PSYCHO
LEMON
A Mouse and John
(Elp!Records - Mosaïc Music - 2005)
1. Mr P.I. meets the avengers
2. Subterranean homesick love
3. The looking glass
4. Silence
5. On the other side
6. A rocket on the moon
7. Everywhere you look
8. Robinson
9. Introducing… the Monkeys
10. The blind monkeys friends committee
11. Love
La
clé d’un tourbillonnant voyage à rebours
au pays des merveilles de la pop music !
Un disque dont Jowebzine est très fier d’être
partenaire !
Rem Austin, 35 ans, habite à Toulouse. Mais c’est
la grisaille de la banlieue de Londres ou de Dublin qui le fait
rêver.
À la recherche des vibrations de son enfance, Rem Austin,
s’est mis dans le citron de composer lui-même le
disque idéal. Celui qui lui évoquerait le mieux
et le plus précisément cette période où
son frère et lui, tout petits, fouillaient dans une discothèque
familiale curieusement dépourvue d’échantillons
francophones. Pas de Brel, pas de Brassens, pas de Ferré…
Non, exclusivement de l’anglo-saxon et de l’américain,
Beatles, Elvis Presley et autres contemporains. L’oreille
du petit Rémy, tout naturellement, s’est faite
au son des Dylan, des Lennon-McCartney, des Bacharach, des Pink
Floyd époque Barrett (avant qu’il les fonde) et
de toute cette clique pop mélodique psychédélique
miraculeusement sortie d’on ne sait où quelques
années autour de sa naissance. À l’adolescence,
Rémy se met, comme beaucoup, à la guitare. À
la basse aussi. En autodidacte. Et puis il cherche à
aller plus loin, prend des cours de guitare jazz et d’harmonie,
compose, tourne avec des groupes, en expérimente les
affres, les concessions permanentes… tout en fomentant
dans un coin de sa tête son fameux projet solo, à
son image, son disque.
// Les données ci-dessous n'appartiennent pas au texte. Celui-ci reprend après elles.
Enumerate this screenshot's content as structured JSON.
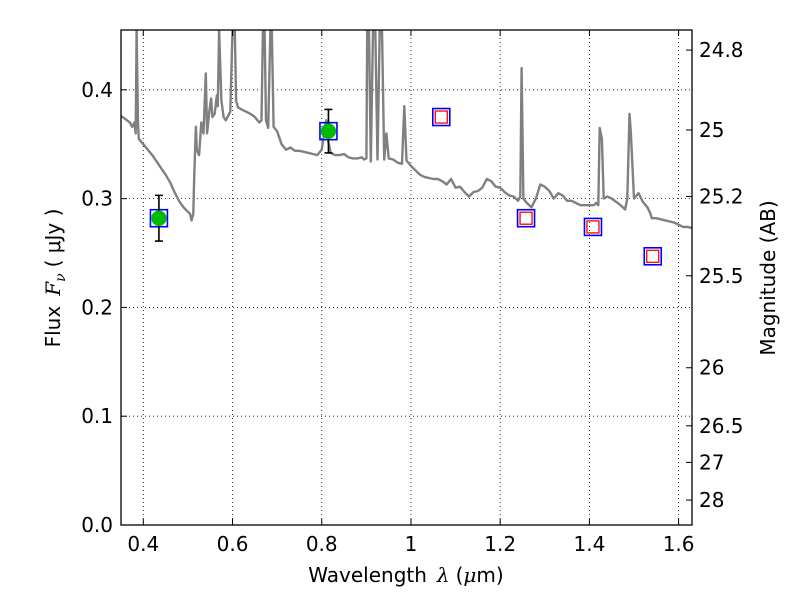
{
  "chart_data": {
    "type": "scatter",
    "title": "",
    "xlabel": {
      "prefix": "Wavelength",
      "symbol": "λ",
      "unit_open": "(",
      "unit_mu": "μ",
      "unit_rest": "m)"
    },
    "ylabel": {
      "prefix": "Flux",
      "symbol": "F",
      "subscript": "ν",
      "unit": "( μJy )"
    },
    "y2label": "Magnitude (AB)",
    "xlim": [
      0.35,
      1.63
    ],
    "ylim": [
      0.0,
      0.455
    ],
    "grid": true,
    "x_ticks": [
      {
        "value": 0.4,
        "label": "0.4"
      },
      {
        "value": 0.6,
        "label": "0.6"
      },
      {
        "value": 0.8,
        "label": "0.8"
      },
      {
        "value": 1.0,
        "label": "1"
      },
      {
        "value": 1.2,
        "label": "1.2"
      },
      {
        "value": 1.4,
        "label": "1.4"
      },
      {
        "value": 1.6,
        "label": "1.6"
      }
    ],
    "y_ticks": [
      {
        "value": 0.0,
        "label": "0.0"
      },
      {
        "value": 0.1,
        "label": "0.1"
      },
      {
        "value": 0.2,
        "label": "0.2"
      },
      {
        "value": 0.3,
        "label": "0.3"
      },
      {
        "value": 0.4,
        "label": "0.4"
      }
    ],
    "y2_ticks": [
      {
        "value": 24.8,
        "label": "24.8"
      },
      {
        "value": 25.0,
        "label": "25"
      },
      {
        "value": 25.2,
        "label": "25.2"
      },
      {
        "value": 25.5,
        "label": "25.5"
      },
      {
        "value": 26.0,
        "label": "26"
      },
      {
        "value": 26.5,
        "label": "26.5"
      },
      {
        "value": 27.0,
        "label": "27"
      },
      {
        "value": 28.0,
        "label": "28"
      }
    ],
    "model_spectrum": {
      "color": "#808080",
      "points": [
        [
          0.35,
          0.376
        ],
        [
          0.36,
          0.373
        ],
        [
          0.37,
          0.37
        ],
        [
          0.375,
          0.366
        ],
        [
          0.38,
          0.37
        ],
        [
          0.383,
          0.36
        ],
        [
          0.385,
          0.455
        ],
        [
          0.388,
          0.37
        ],
        [
          0.39,
          0.355
        ],
        [
          0.4,
          0.35
        ],
        [
          0.41,
          0.345
        ],
        [
          0.42,
          0.34
        ],
        [
          0.43,
          0.334
        ],
        [
          0.44,
          0.328
        ],
        [
          0.45,
          0.322
        ],
        [
          0.46,
          0.315
        ],
        [
          0.47,
          0.306
        ],
        [
          0.48,
          0.298
        ],
        [
          0.49,
          0.292
        ],
        [
          0.5,
          0.288
        ],
        [
          0.505,
          0.286
        ],
        [
          0.508,
          0.28
        ],
        [
          0.512,
          0.286
        ],
        [
          0.514,
          0.32
        ],
        [
          0.518,
          0.366
        ],
        [
          0.52,
          0.345
        ],
        [
          0.525,
          0.34
        ],
        [
          0.53,
          0.37
        ],
        [
          0.535,
          0.36
        ],
        [
          0.54,
          0.415
        ],
        [
          0.543,
          0.36
        ],
        [
          0.548,
          0.38
        ],
        [
          0.552,
          0.392
        ],
        [
          0.555,
          0.375
        ],
        [
          0.56,
          0.378
        ],
        [
          0.565,
          0.395
        ],
        [
          0.567,
          0.385
        ],
        [
          0.57,
          0.455
        ],
        [
          0.575,
          0.39
        ],
        [
          0.58,
          0.375
        ],
        [
          0.585,
          0.372
        ],
        [
          0.59,
          0.376
        ],
        [
          0.595,
          0.38
        ],
        [
          0.6,
          0.455
        ],
        [
          0.605,
          0.455
        ],
        [
          0.608,
          0.39
        ],
        [
          0.612,
          0.384
        ],
        [
          0.62,
          0.382
        ],
        [
          0.63,
          0.38
        ],
        [
          0.64,
          0.378
        ],
        [
          0.65,
          0.375
        ],
        [
          0.66,
          0.37
        ],
        [
          0.665,
          0.372
        ],
        [
          0.668,
          0.455
        ],
        [
          0.672,
          0.455
        ],
        [
          0.675,
          0.372
        ],
        [
          0.68,
          0.365
        ],
        [
          0.685,
          0.455
        ],
        [
          0.688,
          0.455
        ],
        [
          0.692,
          0.366
        ],
        [
          0.7,
          0.362
        ],
        [
          0.71,
          0.35
        ],
        [
          0.72,
          0.345
        ],
        [
          0.73,
          0.347
        ],
        [
          0.74,
          0.344
        ],
        [
          0.75,
          0.344
        ],
        [
          0.76,
          0.343
        ],
        [
          0.77,
          0.342
        ],
        [
          0.78,
          0.341
        ],
        [
          0.79,
          0.34
        ],
        [
          0.8,
          0.345
        ],
        [
          0.81,
          0.372
        ],
        [
          0.815,
          0.352
        ],
        [
          0.82,
          0.342
        ],
        [
          0.83,
          0.34
        ],
        [
          0.84,
          0.34
        ],
        [
          0.85,
          0.341
        ],
        [
          0.86,
          0.338
        ],
        [
          0.87,
          0.337
        ],
        [
          0.88,
          0.337
        ],
        [
          0.89,
          0.338
        ],
        [
          0.895,
          0.336
        ],
        [
          0.9,
          0.337
        ],
        [
          0.902,
          0.455
        ],
        [
          0.906,
          0.455
        ],
        [
          0.91,
          0.334
        ],
        [
          0.915,
          0.455
        ],
        [
          0.92,
          0.455
        ],
        [
          0.925,
          0.336
        ],
        [
          0.93,
          0.455
        ],
        [
          0.935,
          0.455
        ],
        [
          0.94,
          0.336
        ],
        [
          0.945,
          0.36
        ],
        [
          0.95,
          0.337
        ],
        [
          0.96,
          0.336
        ],
        [
          0.97,
          0.333
        ],
        [
          0.98,
          0.332
        ],
        [
          0.985,
          0.385
        ],
        [
          0.99,
          0.335
        ],
        [
          1.0,
          0.33
        ],
        [
          1.01,
          0.326
        ],
        [
          1.02,
          0.322
        ],
        [
          1.03,
          0.32
        ],
        [
          1.04,
          0.319
        ],
        [
          1.05,
          0.318
        ],
        [
          1.06,
          0.318
        ],
        [
          1.07,
          0.316
        ],
        [
          1.08,
          0.313
        ],
        [
          1.09,
          0.318
        ],
        [
          1.1,
          0.31
        ],
        [
          1.11,
          0.311
        ],
        [
          1.12,
          0.306
        ],
        [
          1.13,
          0.302
        ],
        [
          1.14,
          0.306
        ],
        [
          1.15,
          0.307
        ],
        [
          1.16,
          0.31
        ],
        [
          1.17,
          0.318
        ],
        [
          1.18,
          0.316
        ],
        [
          1.19,
          0.311
        ],
        [
          1.2,
          0.31
        ],
        [
          1.21,
          0.306
        ],
        [
          1.22,
          0.303
        ],
        [
          1.23,
          0.302
        ],
        [
          1.24,
          0.298
        ],
        [
          1.245,
          0.302
        ],
        [
          1.248,
          0.42
        ],
        [
          1.252,
          0.3
        ],
        [
          1.26,
          0.296
        ],
        [
          1.27,
          0.292
        ],
        [
          1.28,
          0.3
        ],
        [
          1.29,
          0.313
        ],
        [
          1.3,
          0.311
        ],
        [
          1.31,
          0.307
        ],
        [
          1.32,
          0.3
        ],
        [
          1.33,
          0.305
        ],
        [
          1.34,
          0.303
        ],
        [
          1.35,
          0.298
        ],
        [
          1.36,
          0.298
        ],
        [
          1.37,
          0.296
        ],
        [
          1.38,
          0.294
        ],
        [
          1.39,
          0.294
        ],
        [
          1.4,
          0.294
        ],
        [
          1.41,
          0.294
        ],
        [
          1.415,
          0.296
        ],
        [
          1.42,
          0.294
        ],
        [
          1.423,
          0.365
        ],
        [
          1.428,
          0.355
        ],
        [
          1.432,
          0.3
        ],
        [
          1.44,
          0.302
        ],
        [
          1.45,
          0.3
        ],
        [
          1.46,
          0.297
        ],
        [
          1.47,
          0.294
        ],
        [
          1.48,
          0.29
        ],
        [
          1.485,
          0.3
        ],
        [
          1.49,
          0.378
        ],
        [
          1.493,
          0.36
        ],
        [
          1.5,
          0.3
        ],
        [
          1.51,
          0.305
        ],
        [
          1.52,
          0.297
        ],
        [
          1.53,
          0.292
        ],
        [
          1.535,
          0.288
        ],
        [
          1.54,
          0.282
        ],
        [
          1.55,
          0.282
        ],
        [
          1.56,
          0.281
        ],
        [
          1.57,
          0.28
        ],
        [
          1.58,
          0.279
        ],
        [
          1.59,
          0.278
        ],
        [
          1.6,
          0.276
        ],
        [
          1.61,
          0.274
        ],
        [
          1.62,
          0.274
        ],
        [
          1.63,
          0.273
        ]
      ]
    },
    "observed_points": [
      {
        "x": 0.435,
        "y": 0.282,
        "err": 0.021,
        "color": "#00bb00"
      },
      {
        "x": 0.815,
        "y": 0.362,
        "err": 0.02,
        "color": "#00bb00"
      }
    ],
    "model_bandpass": [
      {
        "x": 0.435,
        "y": 0.282
      },
      {
        "x": 0.815,
        "y": 0.362
      },
      {
        "x": 1.068,
        "y": 0.375
      },
      {
        "x": 1.258,
        "y": 0.282
      },
      {
        "x": 1.408,
        "y": 0.274
      },
      {
        "x": 1.542,
        "y": 0.247
      }
    ],
    "predicted_points": [
      {
        "x": 1.068,
        "y": 0.375
      },
      {
        "x": 1.258,
        "y": 0.282
      },
      {
        "x": 1.408,
        "y": 0.274
      },
      {
        "x": 1.542,
        "y": 0.247
      }
    ],
    "colors": {
      "blue_square": "#0000ff",
      "red_square": "#ff0000",
      "error_bar": "#000000",
      "grid": "#000000"
    }
  }
}
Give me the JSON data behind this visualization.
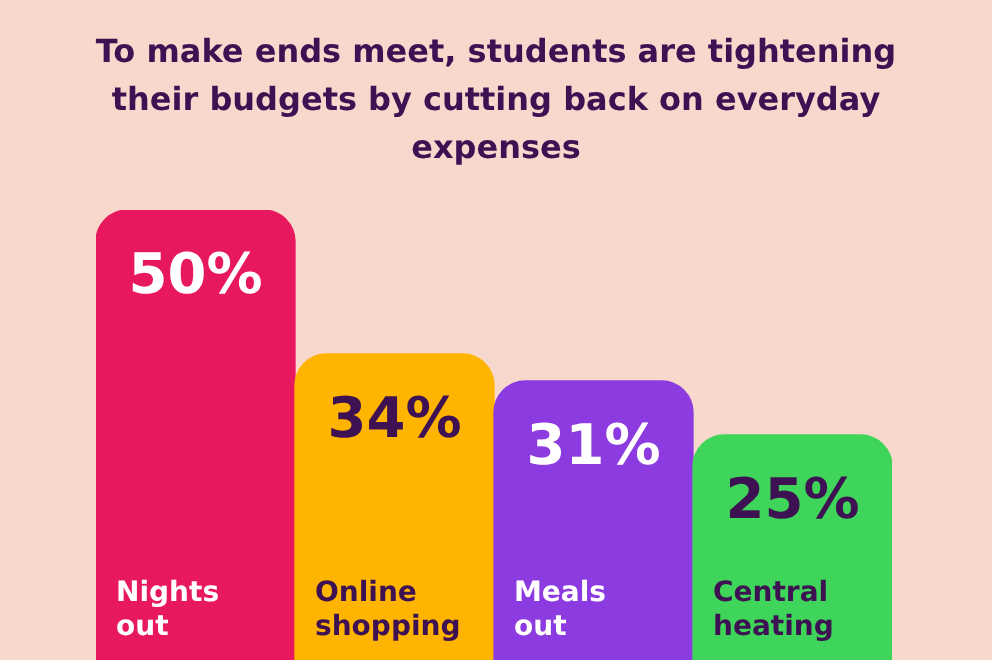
{
  "chart_data": {
    "type": "bar",
    "title": "To make ends meet, students are tightening their budgets by cutting back on everyday expenses",
    "categories": [
      "Nights out",
      "Online shopping",
      "Meals out",
      "Central heating"
    ],
    "values": [
      50,
      34,
      31,
      25
    ],
    "value_labels": [
      "50%",
      "34%",
      "31%",
      "25%"
    ],
    "colors": [
      "#e8185f",
      "#ffb400",
      "#8b3be0",
      "#3fd45a"
    ],
    "legend": false
  }
}
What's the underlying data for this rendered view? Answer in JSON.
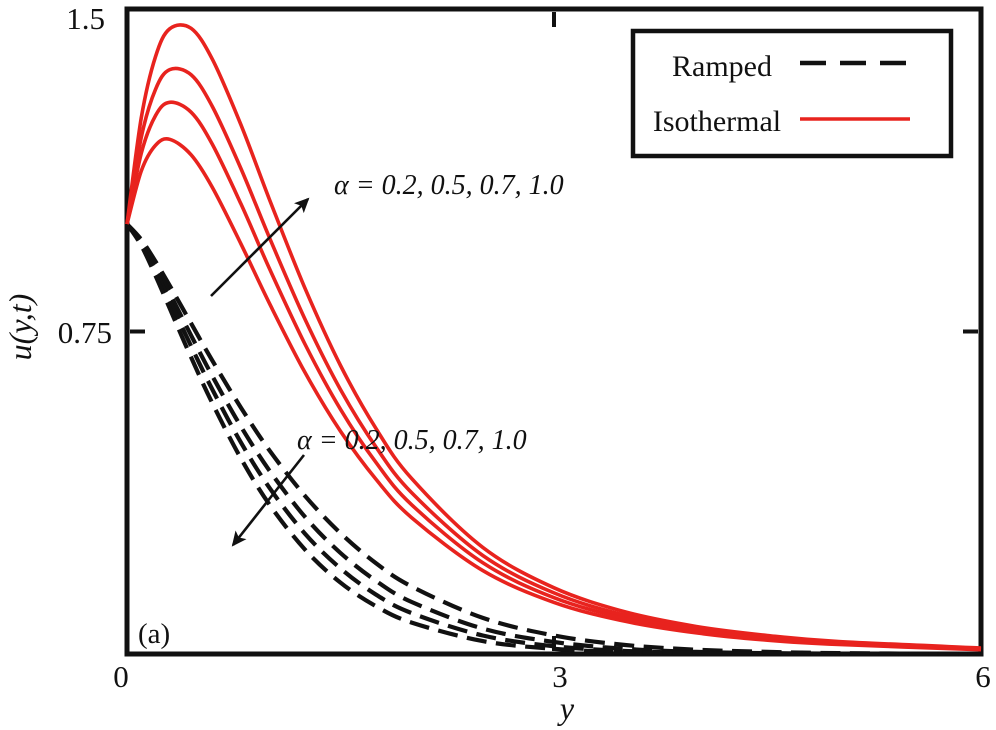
{
  "figure": {
    "panel_label": "(a)",
    "x_axis": {
      "label": "y",
      "ticks": [
        "0",
        "3",
        "6"
      ]
    },
    "y_axis": {
      "label": "u(y,t)",
      "ticks": [
        "1.5",
        "0.75"
      ]
    },
    "annotations": {
      "isothermal_group": "α = 0.2, 0.5, 0.7, 1.0",
      "ramped_group": "α = 0.2, 0.5, 0.7, 1.0"
    },
    "legend": [
      {
        "label": "Ramped",
        "style": "dashed",
        "color": "#111111"
      },
      {
        "label": "Isothermal",
        "style": "solid",
        "color": "#e8231e"
      }
    ],
    "colors": {
      "isothermal": "#e8231e",
      "ramped": "#111111",
      "frame": "#111111"
    }
  },
  "chart_data": {
    "type": "line",
    "title": "",
    "xlabel": "y",
    "ylabel": "u(y,t)",
    "xlim": [
      0,
      6
    ],
    "ylim": [
      0,
      1.5
    ],
    "grid": false,
    "legend_position": "upper right",
    "alpha_values": [
      0.2,
      0.5,
      0.7,
      1.0
    ],
    "x_samples": [
      0,
      0.1,
      0.2,
      0.3,
      0.45,
      0.6,
      0.8,
      1,
      1.25,
      1.5,
      1.75,
      2,
      2.5,
      3,
      3.5,
      4,
      4.5,
      5,
      6
    ],
    "series": [
      {
        "name": "Ramped α=0.2",
        "group": "ramped",
        "alpha": 0.2,
        "color": "#111111",
        "line_style": "dashed",
        "values": [
          1,
          0.964,
          0.913,
          0.857,
          0.769,
          0.682,
          0.573,
          0.474,
          0.368,
          0.281,
          0.211,
          0.157,
          0.084,
          0.043,
          0.021,
          0.01,
          0.005,
          0.002,
          0
        ]
      },
      {
        "name": "Ramped α=0.5",
        "group": "ramped",
        "alpha": 0.5,
        "color": "#111111",
        "line_style": "dashed",
        "values": [
          1,
          0.959,
          0.902,
          0.839,
          0.741,
          0.646,
          0.529,
          0.427,
          0.319,
          0.235,
          0.17,
          0.121,
          0.059,
          0.028,
          0.012,
          0.005,
          0.002,
          0.001,
          0
        ]
      },
      {
        "name": "Ramped α=0.7",
        "group": "ramped",
        "alpha": 0.7,
        "color": "#111111",
        "line_style": "dashed",
        "values": [
          1,
          0.954,
          0.891,
          0.822,
          0.716,
          0.615,
          0.492,
          0.387,
          0.28,
          0.199,
          0.138,
          0.095,
          0.043,
          0.018,
          0.007,
          0.003,
          0.001,
          0,
          0
        ]
      },
      {
        "name": "Ramped α=1.0",
        "group": "ramped",
        "alpha": 1.0,
        "color": "#111111",
        "line_style": "dashed",
        "values": [
          1,
          0.95,
          0.88,
          0.804,
          0.69,
          0.583,
          0.455,
          0.348,
          0.243,
          0.166,
          0.111,
          0.073,
          0.03,
          0.012,
          0.004,
          0.002,
          0.001,
          0,
          0
        ]
      },
      {
        "name": "Isothermal α=0.2",
        "group": "isothermal",
        "alpha": 0.2,
        "color": "#e8231e",
        "line_style": "solid",
        "values": [
          1,
          1.123,
          1.183,
          1.197,
          1.161,
          1.085,
          0.954,
          0.816,
          0.655,
          0.518,
          0.406,
          0.317,
          0.194,
          0.12,
          0.076,
          0.049,
          0.032,
          0.022,
          0.01
        ]
      },
      {
        "name": "Isothermal α=0.5",
        "group": "isothermal",
        "alpha": 0.5,
        "color": "#e8231e",
        "line_style": "solid",
        "values": [
          1,
          1.164,
          1.252,
          1.283,
          1.26,
          1.185,
          1.047,
          0.897,
          0.721,
          0.569,
          0.445,
          0.347,
          0.212,
          0.131,
          0.083,
          0.054,
          0.035,
          0.024,
          0.011
        ]
      },
      {
        "name": "Isothermal α=0.7",
        "group": "isothermal",
        "alpha": 0.7,
        "color": "#e8231e",
        "line_style": "solid",
        "values": [
          1,
          1.201,
          1.313,
          1.359,
          1.347,
          1.273,
          1.129,
          0.969,
          0.779,
          0.615,
          0.481,
          0.375,
          0.229,
          0.142,
          0.09,
          0.058,
          0.039,
          0.026,
          0.012
        ]
      },
      {
        "name": "Isothermal α=1.0",
        "group": "isothermal",
        "alpha": 1.0,
        "color": "#e8231e",
        "line_style": "solid",
        "values": [
          1,
          1.246,
          1.389,
          1.454,
          1.455,
          1.383,
          1.231,
          1.058,
          0.851,
          0.671,
          0.524,
          0.408,
          0.248,
          0.154,
          0.098,
          0.064,
          0.043,
          0.029,
          0.014
        ]
      }
    ]
  }
}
Où seraient suggérées,
illustrées, retranscrites, toutes ces ambiances, toutes
ces petites notes magiques qui avaient marqué à
jamais son cœur d’enfant.
Il est assez rare de nos jours d’être accroché
par un disque de bout en bout et dès la première
écoute. A mouse and John fait partie de ces raretés,
petit écrin pop plein de subtilité, de finesse,
de pêche et de fraîcheur bienfaisante. Une fraîcheur
aux relents de patchouli, de couleurs vives, de nonsense et
d’envolées oniriques. And only in english, of course
! Mélodies imparables, pleines de basse et de Telecaster,
de soulignages de chœurs et de cordes, multitude de variations,
de changements de rythmes, de ponts, de clins d’yeux,
d’inclusions, de discrets bruitages. Un formidable fourmillement
de petits détails distillés au fil des onze morceaux
avec beaucoup de précision, de talent et d’à
propos. Le point culminant se situant à mon sens dans
la très excitante conclusion instrumentale du sixième
morceau (A rocket on the moon), pleine de groove, d’orgue
Hammond et de guitares déstructurées façon
Tomorrow never knows (sur l’album Revolver des Beatles,
pour les ignares).
Enfin, histoire de vous situer un peu l’ambiance, je vous
citerai en vrac les allusions musicales qui me sont apparues
- en plus de celles déjà citées - : Jefferson
Airplane, Sparks, Kinks, Lou Reed et, plus proche de nous, les
High Llamas. Pour les malheureux à qui cette série
de références ne dirait strictement rien, eh bien
vous avez une nouvelle fois, grâce à Elp!Records
(spécialistes du genre !), l’occasion d’y
entrer à rebours en vous jetant tête la première
dans ce tourbillon initiatique dont vous ne reviendrez pas.